Rose  Tanka: Much like the lavender above the are a lot of spicy notes underneath a distinct rose scent. This reminds me of more a wild rose then one that has been overly cultivated. I find this to be refreshing as so many rose scented incenses can be (to me at least) overly done and cloying. Not the case here. Again the scent is strong but the spiciness tends to balance things out. Nicely done and a great way to add a rose scent to a room with out over doing it.

Cypress  Tanka: Similar base notes in this woody scented stick. This does seem to capture the feeling of Cypress trees as well as a forest in general. It is not overly “green” in scent more a mix of woods tempered with a green note. Probably my favorite out of the group, enough so that I bought a box.

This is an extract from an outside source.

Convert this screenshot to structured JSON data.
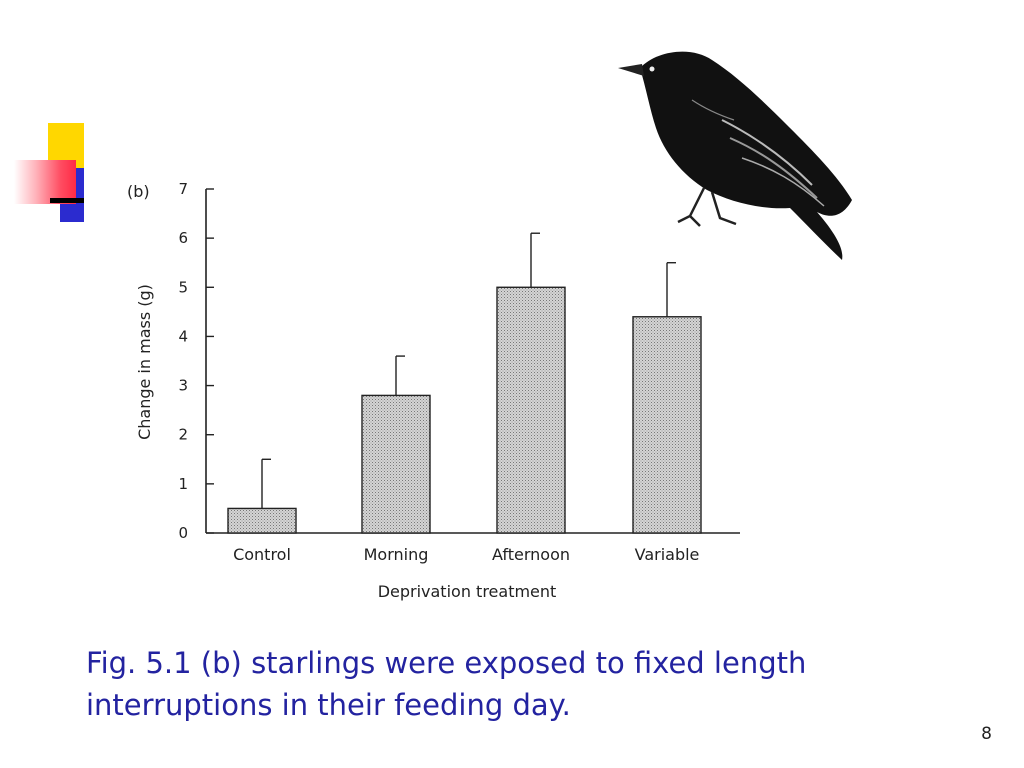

Very different then Sandalwoods or Aloeswoods. Again this is a long lasting scent and very good at putting a mellow and relaxing scent through out a room. – Ross

Seikado’s Gohitsu, Daikouboku & Keigado’s Jiyou Koh

Seikado’s Gohitsu (Five Brushstrokes) Aloeswood: A nice, inexpensive Aloeswood blend from Seikado. It holds to a “middle of the road”  Aloeswood scent with a slight top note that is somewhat spicy. Which is not too say cinnamon like or anything along those lines. It’s actually quite different from other Aloeswood blends and is pleasant, easy to use as a background scent and a pretty good deal as an everyday incense. Fifty sticks in the box at around $14.00.

Seikado’s Daikouboku Sandalwood: This is a very nice straight up Sandalwood from the makers of Solitude line of wood blends. Seikado seems to big on the use of oils married up to Sandalwoods or Aloeswood to produce some pretty potent blends, almost ranging into what reminds me of Indian styles. In this stick they have not gone that route, opting instead to produce a very nice deep Sandalwood scent with a bare hint of spice/herb notes. I find it to be very easy to use and at the same time different then say the Baieido or Kyukyodo sandalwoods. This is another excellent everyday scent that will be merciful to your wallet.

Keigado’s Jiyou Koh: This is low smoke type incense, and it really is closer “no smoke”. Normally I do not like this style but this one I am finding pretty fun. When I first smelled it at Kohshi /Japan Incense it reminded me of something, about a week later I realized there were similarities with Shoyeido’s  Myo-ho in the top and mid notes. After looking at the ingredients list (Fennel, Cinnamon, Clove, Polygala tenuifolia (Polygalaceae), Angelica acutiloba) I realized that the first three are something I always associate with the scent of Myo-ho(along with Star Anise). All this being said I find this stick to be a pleasant backround scent, not very strong or prominent( like most low smoke stick) but it does add an interesting note to a room. Because it is a low smoke stick it will also tend to eliminate other scents, something to keep in mind if you want to clear the air.